Penelitian Infant Communication and Subsequent Language Development in Children from Low Income Families menyatakan bahwa stimulasi kognitif di usia 6 bulan bagi bayi memiliki dampak penting pada kapasitas komunikasi bayi, seperti mengikuti pandangan mata, mengekspresikan emosi, dan kapasitas bayi untuk meminta perhatian orang lain.

Agar Si Kecil tumbuh dengan optimal, apa saja yang Bunda dan Dads bisa lakukan untuk perkembangan bayi 6 bulan dan stimulasinya?

1. Mulai Membaca

Pada perkembangan bayi 6 bulan adalah saat yang tepat untuk memperkenalkan bayi dengan buku dan kata-kata. Bunda dan Dads bisa memulai dengan buku cerita anak-anak yang penuh warna dan gambar.

Beberapa buku dirancang khusus untuk menstimulasi otak bayi dengan sentuhan dan melatih sensorik Si Kecil, misalnya buku yang di dalamnya terdapat contoh tekstur permukaan bulu binatang, kain, atau kayu.

Buku yang dirancang untuk bayi biasanya memiliki bahan yang tidak mudah robek, sehingga lebih aman saat bayi mencoba menggigitnya atau menariknya dengan kasar.

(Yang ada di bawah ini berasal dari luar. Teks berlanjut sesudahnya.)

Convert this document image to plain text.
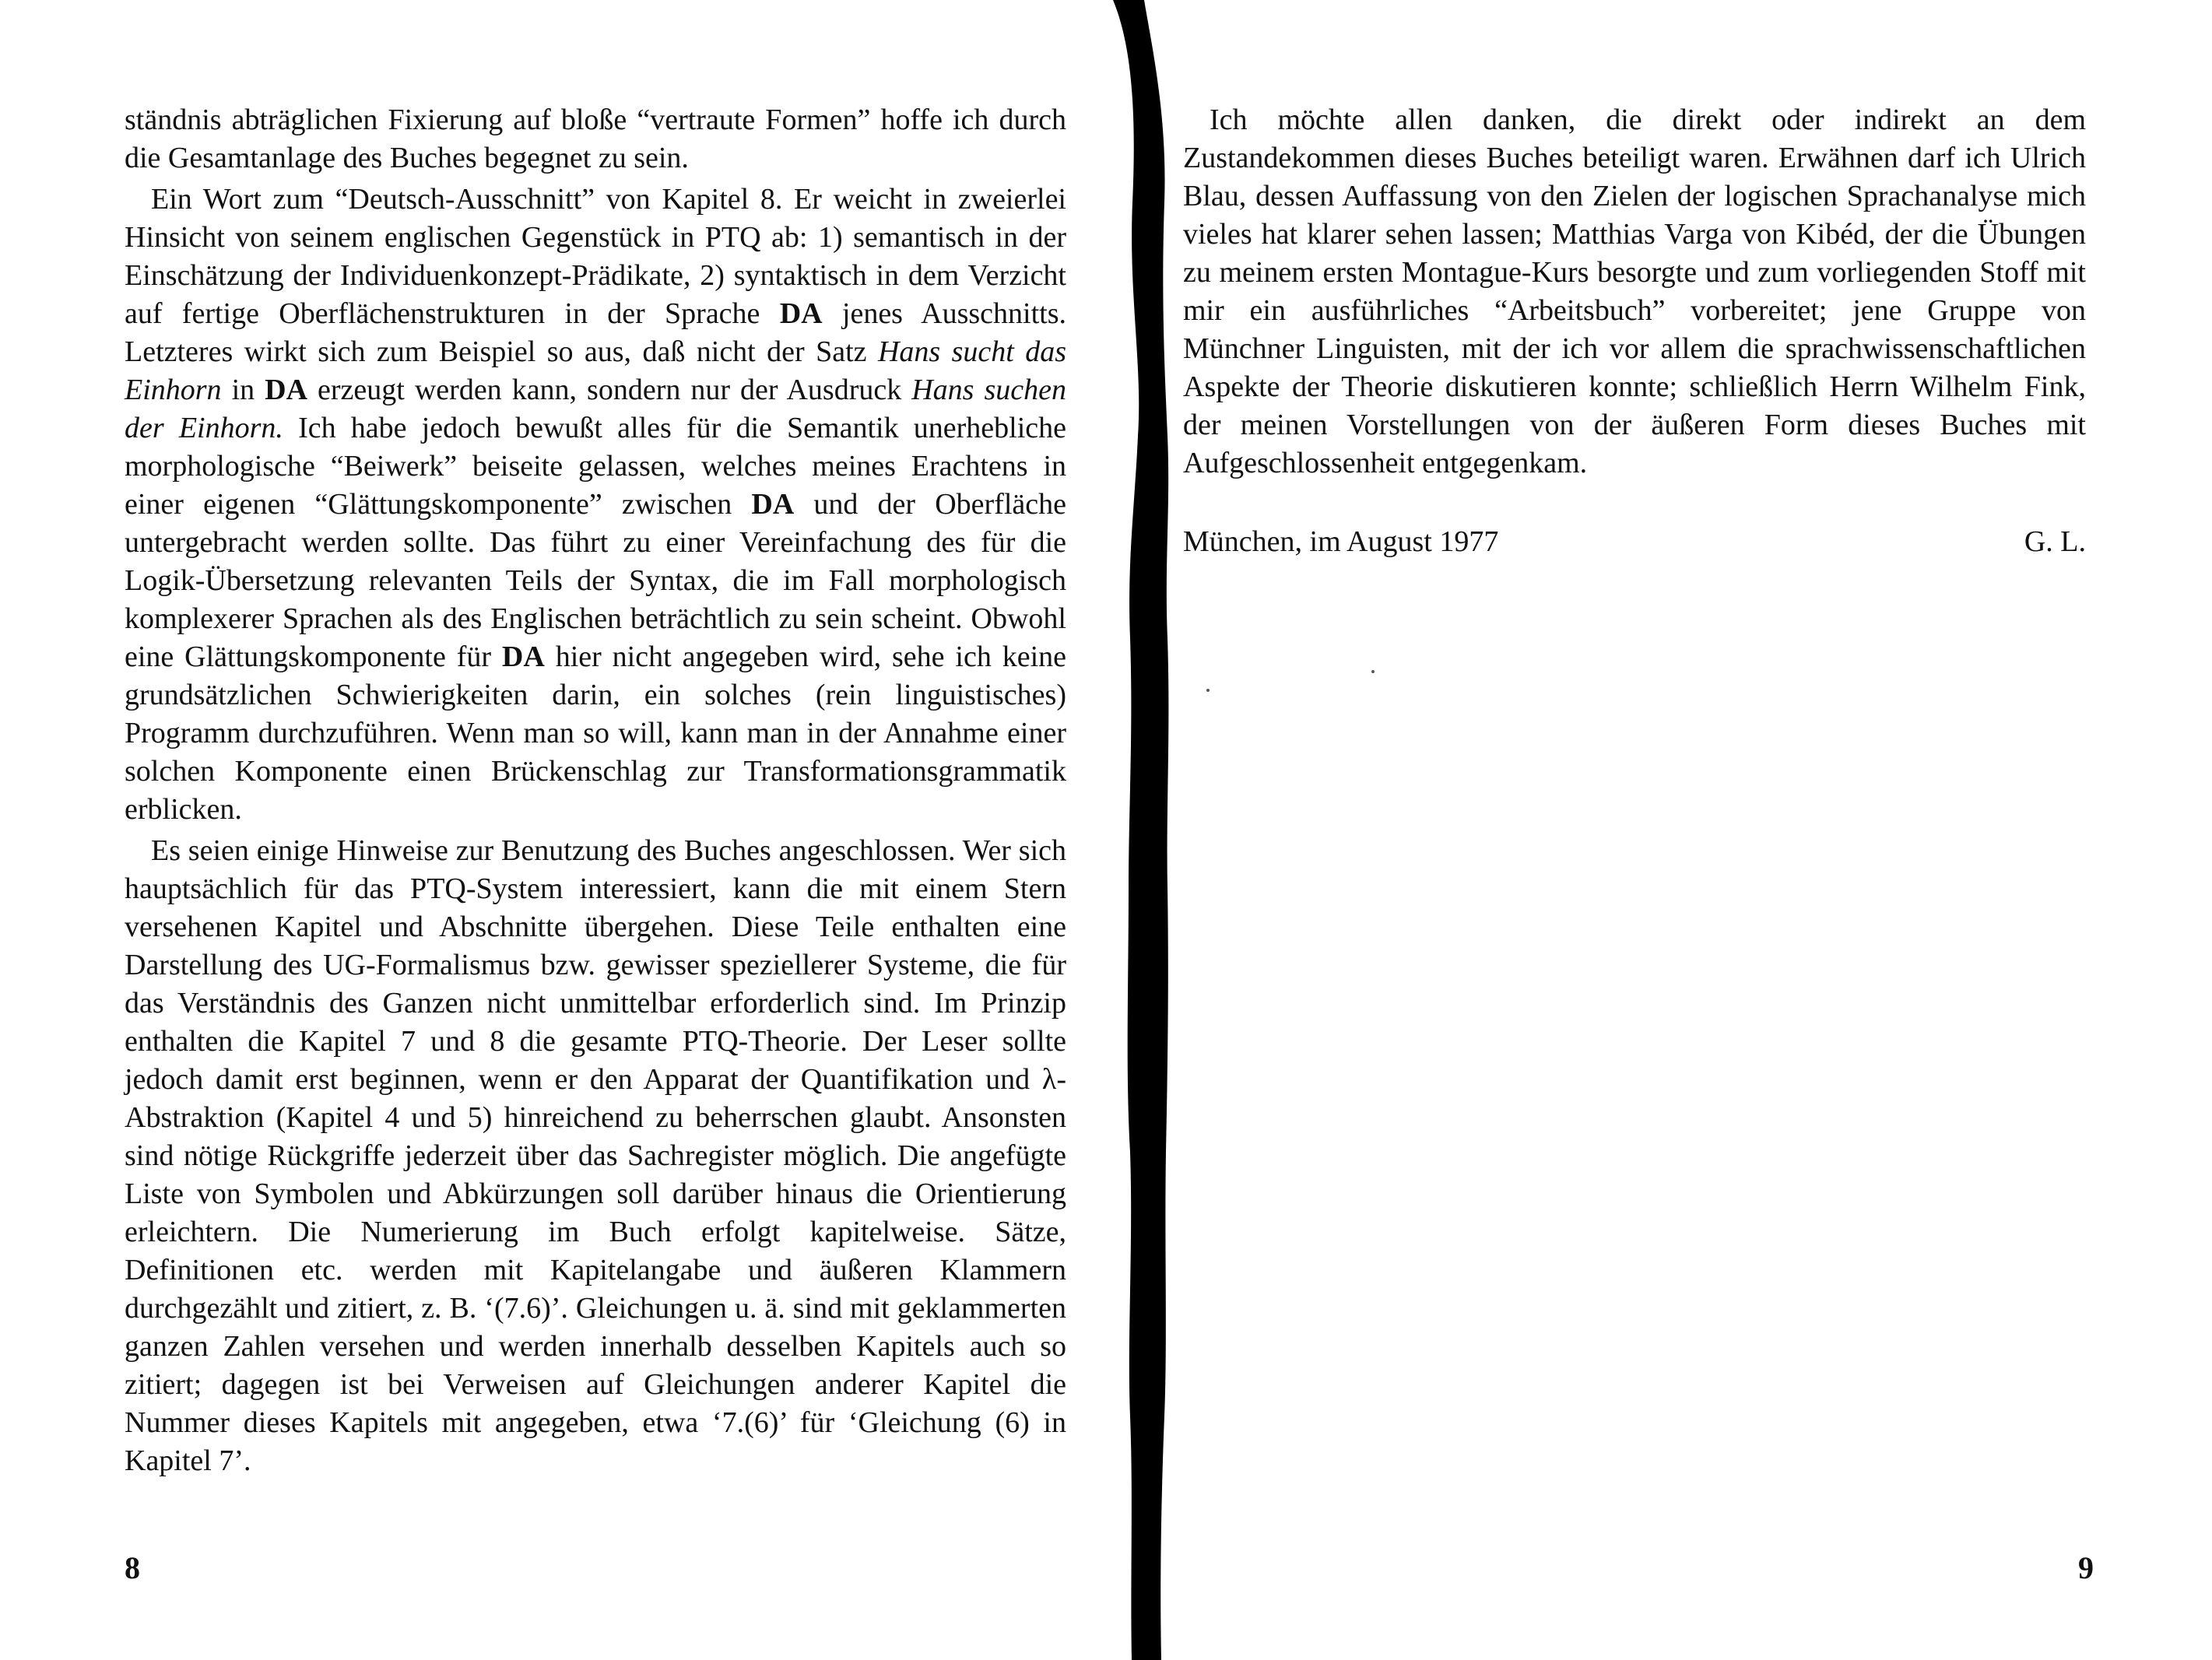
ständnis abträglichen Fixierung auf bloße “vertraute Formen” hoffe ich durch die Gesamtanlage des Buches begegnet zu sein.

Ein Wort zum “Deutsch-Ausschnitt” von Kapitel 8. Er weicht in zweierlei Hinsicht von seinem englischen Gegenstück in PTQ ab: 1) semantisch in der Einschätzung der Individuenkonzept-Prädikate, 2) syntaktisch in dem Verzicht auf fertige Oberflächenstrukturen in der Sprache DA jenes Ausschnitts. Letzteres wirkt sich zum Beispiel so aus, daß nicht der Satz Hans sucht das Einhorn in DA erzeugt werden kann, sondern nur der Ausdruck Hans suchen der Einhorn. Ich habe jedoch bewußt alles für die Semantik unerhebliche morphologische “Beiwerk” beiseite gelassen, welches meines Erachtens in einer eigenen “Glättungskomponente” zwischen DA und der Oberfläche untergebracht werden sollte. Das führt zu einer Vereinfachung des für die Logik-Übersetzung relevanten Teils der Syntax, die im Fall morphologisch komplexerer Sprachen als des Englischen beträchtlich zu sein scheint. Obwohl eine Glättungskomponente für DA hier nicht angegeben wird, sehe ich keine grundsätzlichen Schwierigkeiten darin, ein solches (rein linguistisches) Programm durchzuführen. Wenn man so will, kann man in der Annahme einer solchen Komponente einen Brückenschlag zur Transformationsgrammatik erblicken.

Es seien einige Hinweise zur Benutzung des Buches angeschlossen. Wer sich hauptsächlich für das PTQ-System interessiert, kann die mit einem Stern versehenen Kapitel und Abschnitte übergehen. Diese Teile enthalten eine Darstellung des UG-Formalismus bzw. gewisser speziellerer Systeme, die für das Verständnis des Ganzen nicht unmittelbar erforderlich sind. Im Prinzip enthalten die Kapitel 7 und 8 die gesamte PTQ-Theorie. Der Leser sollte jedoch damit erst beginnen, wenn er den Apparat der Quantifikation und λ-Abstraktion (Kapitel 4 und 5) hinreichend zu beherrschen glaubt. Ansonsten sind nötige Rückgriffe jederzeit über das Sachregister möglich. Die angefügte Liste von Symbolen und Abkürzungen soll darüber hinaus die Orientierung erleichtern. Die Numerierung im Buch erfolgt kapitelweise. Sätze, Definitionen etc. werden mit Kapitelangabe und äußeren Klammern durchgezählt und zitiert, z. B. ‘(7.6)’. Gleichungen u. ä. sind mit geklammerten ganzen Zahlen versehen und werden innerhalb desselben Kapitels auch so zitiert; dagegen ist bei Verweisen auf Gleichungen anderer Kapitel die Nummer dieses Kapitels mit angegeben, etwa ‘7.(6)’ für ‘Gleichung (6) in Kapitel 7’.

8

Ich möchte allen danken, die direkt oder indirekt an dem Zustandekommen dieses Buches beteiligt waren. Erwähnen darf ich Ulrich Blau, dessen Auffassung von den Zielen der logischen Sprachanalyse mich vieles hat klarer sehen lassen; Matthias Varga von Kibéd, der die Übungen zu meinem ersten Montague-Kurs besorgte und zum vorliegenden Stoff mit mir ein ausführliches “Arbeitsbuch” vorbereitet; jene Gruppe von Münchner Linguisten, mit der ich vor allem die sprachwissenschaftlichen Aspekte der Theorie diskutieren konnte; schließlich Herrn Wilhelm Fink, der meinen Vorstellungen von der äußeren Form dieses Buches mit Aufgeschlossenheit entgegenkam.

München, im August 1977	G. L.
9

Bunda dan Dads juga bisa membacakan buku cerita yang ringan. Bacalah dengan perlahan, tak lupa tambahkan gestur tubuh dan emosi saat membacakannya. Ajaklah Si Kecil untuk tertawa atau terkejut agar semakin interaktif.

Semakin hari, Si Kecil kesayangan Bunda dan Dads akan semakin berkembang kemampuan bahasa dan komunikasinya. Otak anak akan berusaha menangkap dan mempelajari bahasa yang mereka dengar.

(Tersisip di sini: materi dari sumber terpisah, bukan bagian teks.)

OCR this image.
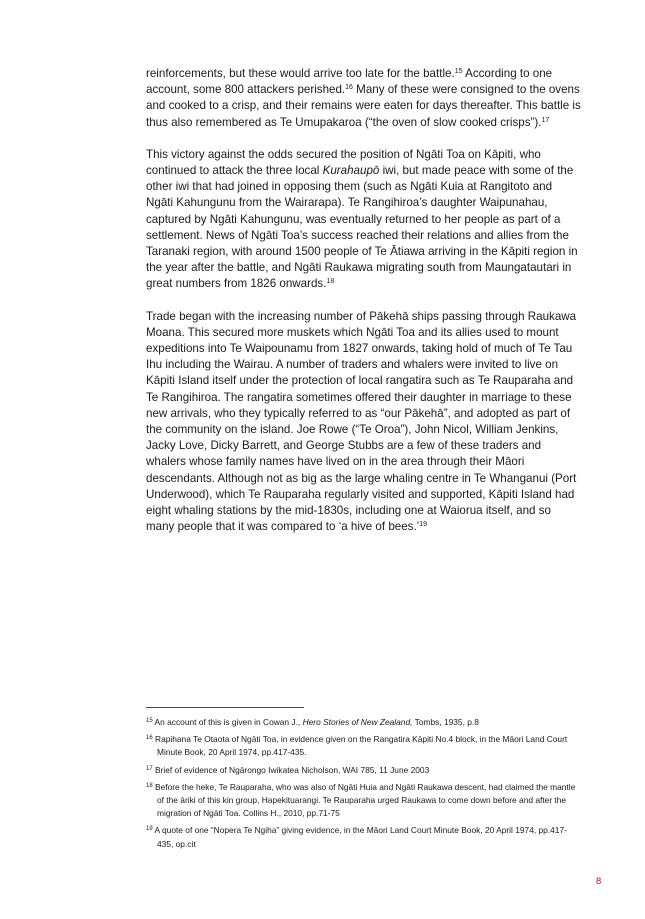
reinforcements, but these would arrive too late for the battle.$^{15}$ According to one account, some 800 attackers perished.$^{16}$ Many of these were consigned to the ovens and cooked to a crisp, and their remains were eaten for days thereafter. This battle is thus also remembered as Te Umupakaroa (“the oven of slow cooked crisps”).$^{17}$

This victory against the odds secured the position of Ngāti Toa on Kāpiti, who continued to attack the three local Kurahaupō iwi, but made peace with some of the other iwi that had joined in opposing them (such as Ngāti Kuia at Rangitoto and Ngāti Kahungunu from the Wairarapa). Te Rangihiroa’s daughter Waipunahau, captured by Ngāti Kahungunu, was eventually returned to her people as part of a settlement. News of Ngāti Toa’s success reached their relations and allies from the Taranaki region, with around 1500 people of Te Ātiawa arriving in the Kāpiti region in the year after the battle, and Ngāti Raukawa migrating south from Maungatautari in great numbers from 1826 onwards.$^{18}$

Trade began with the increasing number of Pākehā ships passing through Raukawa Moana. This secured more muskets which Ngāti Toa and its allies used to mount expeditions into Te Waipounamu from 1827 onwards, taking hold of much of Te Tau Ihu including the Wairau. A number of traders and whalers were invited to live on Kāpiti Island itself under the protection of local rangatira such as Te Rauparaha and Te Rangihiroa. The rangatira sometimes offered their daughter in marriage to these new arrivals, who they typically referred to as “our Pākehā”, and adopted as part of the community on the island. Joe Rowe (“Te Oroa”), John Nicol, William Jenkins, Jacky Love, Dicky Barrett, and George Stubbs are a few of these traders and whalers whose family names have lived on in the area through their Māori descendants. Although not as big as the large whaling centre in Te Whanganui (Port Underwood), which Te Rauparaha regularly visited and supported, Kāpiti Island had eight whaling stations by the mid-1830s, including one at Waiorua itself, and so many people that it was compared to ‘a hive of bees.’$^{19}$

$^{15}$ An account of this is given in Cowan J., Hero Stories of New Zealand, Tombs, 1935, p.8
$^{16}$ Rapihana Te Otaota of Ngāti Toa, in evidence given on the Rangatira Kāpiti No.4 block, in the Māori Land Court Minute Book, 20 April 1974, pp.417-435.
$^{17}$ Brief of evidence of Ngārongo Iwikatea Nicholson, WAI 785, 11 June 2003
$^{18}$ Before the heke, Te Rauparaha, who was also of Ngāti Huia and Ngāti Raukawa descent, had claimed the mantle of the āriki of this kin group, Hapekituarangi. Te Rauparaha urged Raukawa to come down before and after the migration of Ngāti Toa. Collins H., 2010, pp.71-75
$^{19}$ A quote of one “Nopera Te Ngiha” giving evidence, in the Māori Land Court Minute Book, 20 April 1974, pp.417-435, op.cit
8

Baca juga :  Tanda Pandemi Akan Berakhir? Bayi dengan Antibodi Covid Telah Lahir - AEOmedia

Dengan latihan membaca, akan membantu perkembangan bahasa, mendengar, dan sensorik pada Si Kecil. Buku bergambar yang berwarna warni juga membantu bayi memproses gambar di otaknya.

2. Bertepuk Tangan

Aktivitas bertepuk tangan sungguh menyenangkan untuk Si Kecil. Agar Si Kecil semakin semangat, Bunda atau Dads bisa ikut bertepuk tangan bersamanya.

Bertepuk tangan memberikan perasaan yang menyenangkan untuk Si Kecil karena mengeluarkan suara.

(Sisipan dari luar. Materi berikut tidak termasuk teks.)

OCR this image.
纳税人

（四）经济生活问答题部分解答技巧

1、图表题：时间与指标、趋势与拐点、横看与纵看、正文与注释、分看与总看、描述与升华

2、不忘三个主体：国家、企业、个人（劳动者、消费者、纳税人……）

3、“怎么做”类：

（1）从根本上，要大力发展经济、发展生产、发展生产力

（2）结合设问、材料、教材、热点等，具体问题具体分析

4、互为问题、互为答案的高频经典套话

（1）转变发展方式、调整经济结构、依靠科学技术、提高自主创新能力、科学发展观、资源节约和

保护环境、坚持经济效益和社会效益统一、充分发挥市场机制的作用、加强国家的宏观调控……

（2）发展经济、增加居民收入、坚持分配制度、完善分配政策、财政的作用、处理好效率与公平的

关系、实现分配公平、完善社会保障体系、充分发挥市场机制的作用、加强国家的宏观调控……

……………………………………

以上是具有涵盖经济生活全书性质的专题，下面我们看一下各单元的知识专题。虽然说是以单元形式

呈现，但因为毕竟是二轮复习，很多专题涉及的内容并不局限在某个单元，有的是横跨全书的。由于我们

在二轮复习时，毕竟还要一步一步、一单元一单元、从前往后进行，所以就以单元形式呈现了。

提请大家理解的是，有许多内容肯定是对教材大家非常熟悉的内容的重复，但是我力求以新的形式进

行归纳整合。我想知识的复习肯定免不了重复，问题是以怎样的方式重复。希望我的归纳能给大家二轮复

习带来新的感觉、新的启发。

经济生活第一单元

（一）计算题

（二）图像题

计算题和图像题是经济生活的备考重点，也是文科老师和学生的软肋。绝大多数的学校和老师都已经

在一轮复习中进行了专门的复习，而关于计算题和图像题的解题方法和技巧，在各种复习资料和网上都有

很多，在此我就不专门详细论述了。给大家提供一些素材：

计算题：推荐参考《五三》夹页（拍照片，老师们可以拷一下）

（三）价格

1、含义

Jika bayi belum bisa bertepuk tangan, Bunda atau Dads bisa mengajarkan mereka terlebih dahulu. Ambilah tangan Si Kecil dan bantu mereka bertepuk tangan dengan perlahan.

Agar lebih menyenangkan baginya, Bunda dan Dads dapat mengajari tepuk tangan sambil mengikuti irama atau lagu kesukaan Si Kecil. Contoh lagu yang sering digunakan untuk belajar bertepuk tangan adalah “If You’re Happy and You Know It” dan “Cicak Cicak di Dinding”.

Belajar bertepuk tangan mengajarkan Si Kecil untuk mengenal suara dan memproduksi suara sendiri. Belajar bertepuk tangan disertai lagu juga bermanfaat memperkenalkan anak kepada dunia lagu dan irama.

3. Mengobrol

Mendukung perkembangan bayi 6 bulan dan stimulasinya seperti mengajak Si Kecil berbicara, memiliki dampak yang cukup besar untuk perkembangan bahasa dan melatih pendengarannya.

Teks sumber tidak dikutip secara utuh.